Гайдук ничего не ответила, и они мрачно помолчали.

– А Настаська – из донских казачек. Правда, липучая до невозможности и в постели ненасытная. Да и вообще поднадоела. Варька, с телесами ее неохватными, для меня в самый раз. И самогон у нее получше любого коньяку. Вот только до сих пор Настаська к ней не подпускала. Ревнует, стерва.

– Прямо интриги мадридского двора!

– Какого двора? – не понял смысла фразы Куренной.

– Да это так, из школьной программы. Лично я хочу спать. Единственное мое желание – хотя бы раз за всю войну нормально отоспаться.

– Э, нет. Отсыпаться нужно на передовой. Это ж с какой такой дури, в тылу, посреди бабьей деревни, ты отсыпаться решил?! Такого легкомыслия на передовой тебе, корешок якорный, не простят, затюкают.

От картошки «в мундирах», двух зубчиков чеснока и миски кукурузной, пожелтевшим салом приправленной каши Евдокимка не отказалась. Едва увидев на столе котелок с парующей картошкой, она вспомнила, что давно не ела и, как говаривала в таких случаях Анна Жерми, «до неприличия» голодна. Однако самогон девушка только понюхала да брезгливо пригубила. Из спиртного у них в доме водилось разве что вино, причем натуральное, но и его Евдокимка не употребляла.

Что же касается Настаськи, то теперь Гайдук поняла, что имел в виду Куренной, когда сетовал на ее «липучесть». Та весь вечер не отходила от нового гостя. То, сидя на лавке, терлась бедром о ее бедро, отчего Евдокимку бросало в омерзительную дрожь; то прямо за столом пыталась налечь грудью не нее… А то вновь и вновь стремилась притиснуть руку к ее паху, и Гайдук приходилось или крепко сжимать колени, или же забрасывать ногу за ногу. При этом молодка все время требовала: «Ну, скажи, скажи что-нибудь по-немецки. Хотя бы слово».

– Да оставь ты парня в покое! – не выдержала такого натиска Варька. – Скоро сама научишься шпрехать, офицеров ихних соблазняя. Еще и гансиков штук десять нарожаешь.

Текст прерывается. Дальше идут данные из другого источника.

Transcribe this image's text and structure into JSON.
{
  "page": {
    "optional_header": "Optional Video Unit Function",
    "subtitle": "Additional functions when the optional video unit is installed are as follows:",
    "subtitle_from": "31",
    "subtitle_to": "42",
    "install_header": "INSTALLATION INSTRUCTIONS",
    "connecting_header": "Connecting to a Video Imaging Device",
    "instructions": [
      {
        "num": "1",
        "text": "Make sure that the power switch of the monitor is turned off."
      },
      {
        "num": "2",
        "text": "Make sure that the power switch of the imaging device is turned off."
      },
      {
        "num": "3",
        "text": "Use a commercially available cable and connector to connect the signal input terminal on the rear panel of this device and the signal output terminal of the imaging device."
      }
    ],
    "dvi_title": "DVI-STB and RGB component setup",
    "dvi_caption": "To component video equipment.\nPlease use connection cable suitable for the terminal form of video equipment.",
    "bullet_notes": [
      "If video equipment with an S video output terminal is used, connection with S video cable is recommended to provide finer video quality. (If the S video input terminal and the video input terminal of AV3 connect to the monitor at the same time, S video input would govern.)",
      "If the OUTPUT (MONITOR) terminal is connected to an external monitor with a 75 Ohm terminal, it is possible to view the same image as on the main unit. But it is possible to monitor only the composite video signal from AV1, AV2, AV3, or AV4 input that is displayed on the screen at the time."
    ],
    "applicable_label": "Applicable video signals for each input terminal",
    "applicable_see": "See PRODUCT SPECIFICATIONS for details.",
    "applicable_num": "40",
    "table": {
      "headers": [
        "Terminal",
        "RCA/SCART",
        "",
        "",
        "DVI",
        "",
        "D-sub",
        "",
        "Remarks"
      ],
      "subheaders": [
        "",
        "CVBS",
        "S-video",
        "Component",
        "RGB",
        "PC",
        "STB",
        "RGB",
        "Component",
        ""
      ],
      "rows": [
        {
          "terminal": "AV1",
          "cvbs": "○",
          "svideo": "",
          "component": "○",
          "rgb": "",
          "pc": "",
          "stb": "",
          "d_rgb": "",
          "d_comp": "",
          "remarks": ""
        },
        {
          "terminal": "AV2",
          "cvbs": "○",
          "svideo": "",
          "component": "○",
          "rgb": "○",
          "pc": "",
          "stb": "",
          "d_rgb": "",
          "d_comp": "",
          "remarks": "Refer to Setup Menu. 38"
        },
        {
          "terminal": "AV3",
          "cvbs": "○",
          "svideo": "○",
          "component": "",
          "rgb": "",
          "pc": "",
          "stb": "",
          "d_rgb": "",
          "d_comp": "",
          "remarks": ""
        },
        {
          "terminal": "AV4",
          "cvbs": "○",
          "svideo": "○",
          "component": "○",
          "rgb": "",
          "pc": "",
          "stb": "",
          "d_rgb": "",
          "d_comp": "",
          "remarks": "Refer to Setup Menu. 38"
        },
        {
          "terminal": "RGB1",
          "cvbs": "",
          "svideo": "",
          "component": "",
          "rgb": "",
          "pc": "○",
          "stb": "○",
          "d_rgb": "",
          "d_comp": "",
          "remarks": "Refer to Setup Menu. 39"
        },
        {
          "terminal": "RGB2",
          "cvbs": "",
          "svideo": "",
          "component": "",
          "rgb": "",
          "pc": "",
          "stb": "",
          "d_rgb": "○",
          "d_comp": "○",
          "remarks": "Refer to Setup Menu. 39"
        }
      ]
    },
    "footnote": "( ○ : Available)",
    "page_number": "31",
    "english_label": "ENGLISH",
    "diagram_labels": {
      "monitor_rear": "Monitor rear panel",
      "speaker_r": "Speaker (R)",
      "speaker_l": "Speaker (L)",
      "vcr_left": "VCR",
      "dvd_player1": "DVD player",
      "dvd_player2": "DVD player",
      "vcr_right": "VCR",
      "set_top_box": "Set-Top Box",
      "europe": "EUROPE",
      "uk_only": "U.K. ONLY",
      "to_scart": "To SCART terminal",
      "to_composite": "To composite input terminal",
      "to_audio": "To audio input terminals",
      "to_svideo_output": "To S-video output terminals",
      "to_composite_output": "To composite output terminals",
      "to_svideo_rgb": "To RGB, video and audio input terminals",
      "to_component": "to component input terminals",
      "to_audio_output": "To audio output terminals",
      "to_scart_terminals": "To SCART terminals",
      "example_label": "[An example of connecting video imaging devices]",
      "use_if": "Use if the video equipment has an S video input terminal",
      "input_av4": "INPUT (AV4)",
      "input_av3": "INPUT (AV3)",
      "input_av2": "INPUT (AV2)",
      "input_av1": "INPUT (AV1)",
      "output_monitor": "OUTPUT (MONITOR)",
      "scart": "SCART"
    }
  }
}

Евдокимка обратила внимание, что произносила это женщина без какого-либо страха или огорчения. Очевидно, давно решила для себя, что мужик – он в любом обличье мужик.

Трапеза была в самом разгаре, когда Евдокимка ушла в соседнюю комнату, сняла сапоги и, не раздеваясь, упала на лежанку. Буквально через несколько минут она уже мирно посапывала. Однако сну ее не суждено было стать долгим. Проснулась Гайдук от того, что кто-то, обхватив ногами ее ногу, пытался разделаться с ее штанами.

– Ты чего? – спросонья рванулась Евдокимка, резко отбивая руку, добирающуюся до ее женской тайны. – Какого черта?

– Да не стесняйся ты! Игорь и Варька уже отбесились по пьяни и храпят теперь в соседней комнате.

Наконец Евдокимка окончательно поняла, где она находится, и вспомнила, кто та женщина, что забралась к ней на лежанку.

– И ты храпи! – попыталась Гайдук столкнуть с себя хозяйку дома, но та умудрилась перекатиться через нее и, по-кошачьи сгруппировавшись, одной рукой обхватить за шею, а другой тут же прорваться через прорезь в кальсонах.

– Не дури, парень! – горячо зашептала она Евдокимке в подбородок. – Где ты еще такую бабу на передовой найдешь? Если стесняешься, я могу сама все проделать, сверху, на тебе. Или же просто возьму твое сокровище в рот, а потом уж…

– Да отвяжись ты, идиотка! – с силой вырвала Гайдук руку женщины оттуда, куда она не должна была проникать; однако было уже поздно.